三好は『サンデー毎日』に二回ムー大陸について書いている*5が、その後も研究していたようだ。ムー大陸を取り込んだ竹内文献等の偽史運動やスメラ学塾との関係があったとは確認できないが、もしかしたら接触していたかもしれない。
上記の三好の経歴やムー大陸との関係だけでも面白そうだが、長男の碩也氏によると戦前大森の住居には田中清玄が出入りしていたというので底知れぬ人脈が伺われる。
三好の「五十年後の太平洋」には日本諸島が太平洋に沈下してしまうかもしれないという小笠原島付近の海底地震による大津波の発生が予想されている。なるほど、1万2千年前に太平洋に沈んだとされるムー大陸に関心をもつのももっともなわけである。三好はムー大陸とともに熊楠にも関心があったようだが、熊楠の方はムー大陸について何か考えを持っていたであろうか。
(参考)「藤野七穂により解かれた『失われたムー大陸』中のキリスト日本渡来説の謎

*1:昭和19年現在の自筆の履歴書による。大正15年の一等入選時の略歴紹介では、東京高等工業学校卒業後、大阪の株式会社芝川商店東京支店染料薬品部に入り、大正10年2月朝鮮京城旭石鹸会社に転じ、同年8月京畿道産業技手、13年2月慶尚北道産業課に転じるとある。

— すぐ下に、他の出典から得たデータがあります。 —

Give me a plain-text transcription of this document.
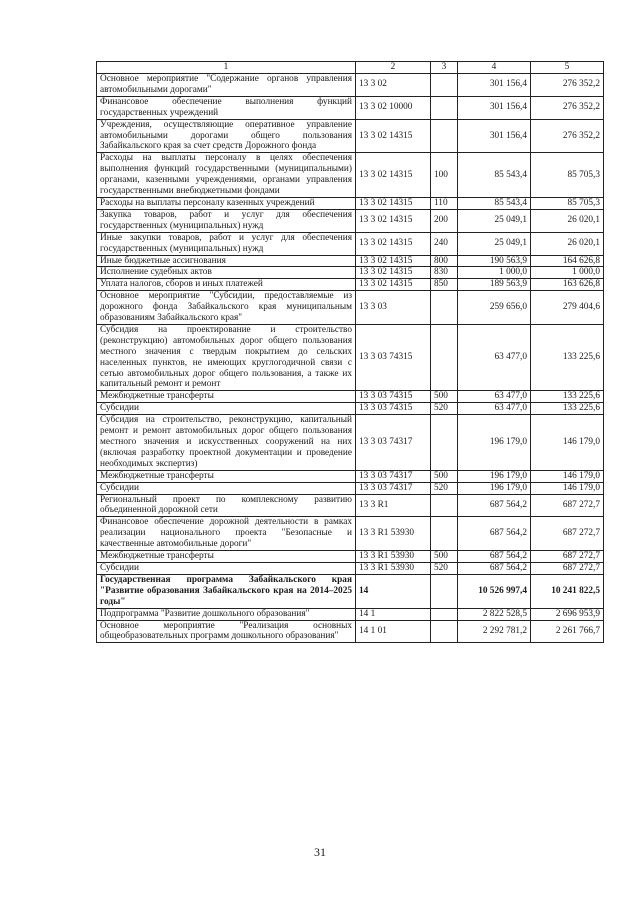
1	2	3	4	5
Основное мероприятие "Содержание органов управления автомобильными дорогами"	13 3 02		301 156,4	276 352,2
Финансовое обеспечение выполнения функций государственных учреждений	13 3 02 10000		301 156,4	276 352,2
Учреждения, осуществляющие оперативное управление автомобильными дорогами общего пользования Забайкальского края за счет средств Дорожного фонда	13 3 02 14315		301 156,4	276 352,2
Расходы на выплаты персоналу в целях обеспечения выполнения функций государственными (муниципальными) органами, казенными учреждениями, органами управления государственными внебюджетными фондами	13 3 02 14315	100	85 543,4	85 705,3
Расходы на выплаты персоналу казенных учреждений	13 3 02 14315	110	85 543,4	85 705,3
Закупка товаров, работ и услуг для обеспечения государственных (муниципальных) нужд	13 3 02 14315	200	25 049,1	26 020,1
Иные закупки товаров, работ и услуг для обеспечения государственных (муниципальных) нужд	13 3 02 14315	240	25 049,1	26 020,1
Иные бюджетные ассигнования	13 3 02 14315	800	190 563,9	164 626,8
Исполнение судебных актов	13 3 02 14315	830	1 000,0	1 000,0
Уплата налогов, сборов и иных платежей	13 3 02 14315	850	189 563,9	163 626,8
Основное мероприятие "Субсидии, предоставляемые из дорожного фонда Забайкальского края муниципальным образованиям Забайкальского края"	13 3 03		259 656,0	279 404,6
Субсидия на проектирование и строительство (реконструкцию) автомобильных дорог общего пользования местного значения с твердым покрытием до сельских населенных пунктов, не имеющих круглогодичной связи с сетью автомобильных дорог общего пользования, а также их капитальный ремонт и ремонт	13 3 03 74315		63 477,0	133 225,6
Межбюджетные трансферты	13 3 03 74315	500	63 477,0	133 225,6
Субсидии	13 3 03 74315	520	63 477,0	133 225,6
Субсидия на строительство, реконструкцию, капитальный ремонт и ремонт автомобильных дорог общего пользования местного значения и искусственных сооружений на них (включая разработку проектной документации и проведение необходимых экспертиз)	13 3 03 74317		196 179,0	146 179,0
Межбюджетные трансферты	13 3 03 74317	500	196 179,0	146 179,0
Субсидии	13 3 03 74317	520	196 179,0	146 179,0
Региональный проект по комплексному развитию объединенной дорожной сети	13 3 R1		687 564,2	687 272,7
Финансовое обеспечение дорожной деятельности в рамках реализации национального проекта "Безопасные и качественные автомобильные дороги"	13 3 R1 53930		687 564,2	687 272,7
Межбюджетные трансферты	13 3 R1 53930	500	687 564,2	687 272,7
Субсидии	13 3 R1 53930	520	687 564,2	687 272,7
Государственная программа Забайкальского края "Развитие образования Забайкальского края на 2014–2025 годы"	14		10 526 997,4	10 241 822,5
Подпрограмма "Развитие дошкольного образования"	14 1		2 822 528,5	2 696 953,9
Основное мероприятие "Реализация основных общеобразовательных программ дошкольного образования"	14 1 01		2 292 781,2	2 261 766,7
31
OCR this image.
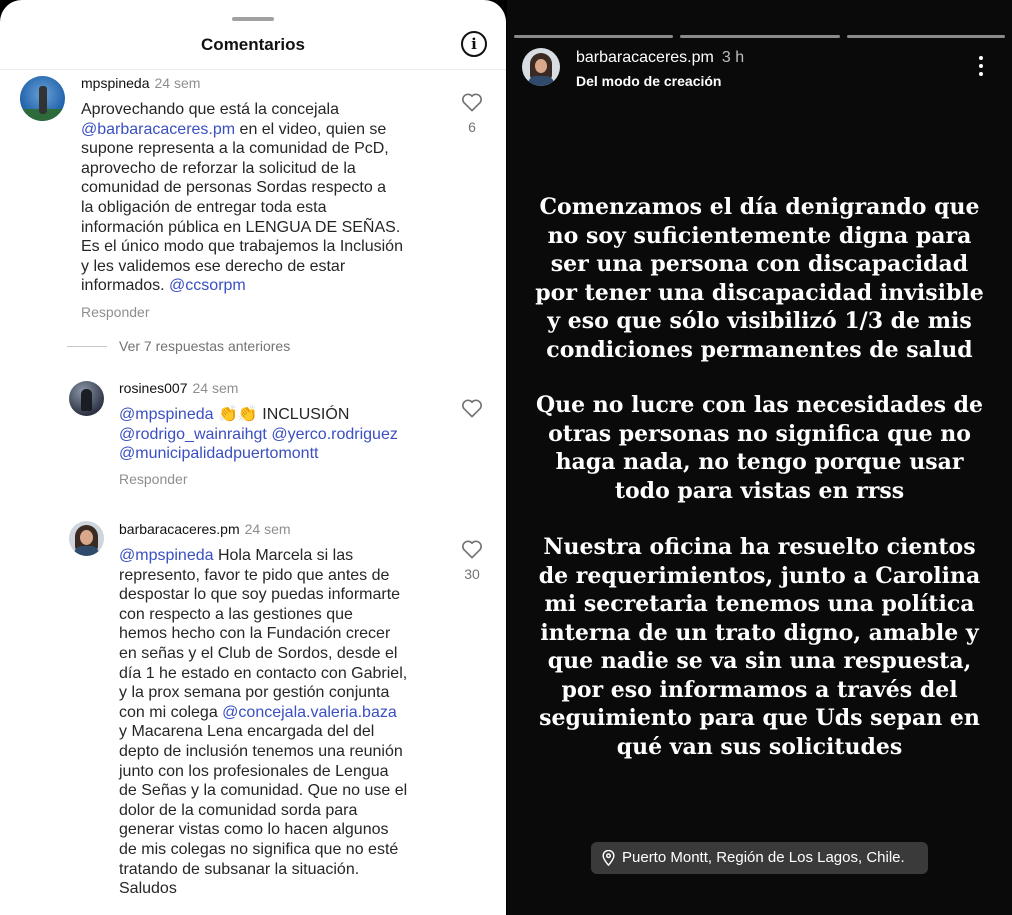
Comentarios	i
mpspineda 24 sem
Aprovechando que está la concejala
@barbaracaceres.pm en el video, quien se
supone representa a la comunidad de PcD,
aprovecho de reforzar la solicitud de la
comunidad de personas Sordas respecto a
la obligación de entregar toda esta
información pública en LENGUA DE SEÑAS.
Es el único modo que trabajemos la Inclusión
y les validemos ese derecho de estar
informados. @ccsorpm
Responder
6
Ver 7 respuestas anteriores
rosines007 24 sem
@mpspineda 👏👏 INCLUSIÓN
@rodrigo_wainraihgt @yerco.rodriguez
@municipalidadpuertomontt
Responder
barbaracaceres.pm 24 sem
@mpspineda Hola Marcela si las
represento, favor te pido que antes de
despostar lo que soy puedas informarte
con respecto a las gestiones que
hemos hecho con la Fundación crecer
en señas y el Club de Sordos, desde el
día 1 he estado en contacto con Gabriel,
y la prox semana por gestión conjunta
con mi colega @concejala.valeria.baza
y Macarena Lena encargada del del
depto de inclusión tenemos una reunión
junto con los profesionales de Lengua
de Señas y la comunidad. Que no use el
dolor de la comunidad sorda para
generar vistas como lo hacen algunos
de mis colegas no significa que no esté
tratando de subsanar la situación.
Saludos
30
barbaracaceres.pm 3 h
Del modo de creación
Comenzamos el día denigrando que
no soy suficientemente digna para
ser una persona con discapacidad
por tener una discapacidad invisible
y eso que sólo visibilizó 1/3 de mis
condiciones permanentes de salud
Que no lucre con las necesidades de
otras personas no significa que no
haga nada, no tengo porque usar
todo para vistas en rrss
Nuestra oficina ha resuelto cientos
de requerimientos, junto a Carolina
mi secretaria tenemos una política
interna de un trato digno, amable y
que nadie se va sin una respuesta,
por eso informamos a través del
seguimiento para que Uds sepan en
qué van sus solicitudes
Puerto Montt, Región de Los Lagos, Chile.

*2:酒井氏の書によると、一等入選の懸賞として、欧米視察の旅費が支給され、朝鮮総督府も旅行中の三好を休職扱いとし、一時賜金を支給とある。

*3:酒井氏が話を聞いた佐川一雄氏(戦後京都府会議長)によると、蒙古行きは元毎日新聞社会長の城戸元亮、蒙古連合自治政府の最高顧問の金井章次、蒙古の司法制度確立のため派遣された控訴院判事の藤井五一郎の三人が介在したという。

*4:論文といっても、小説仕立てでSFである。横田順彌氏か長山靖生氏が紹介していた気がする。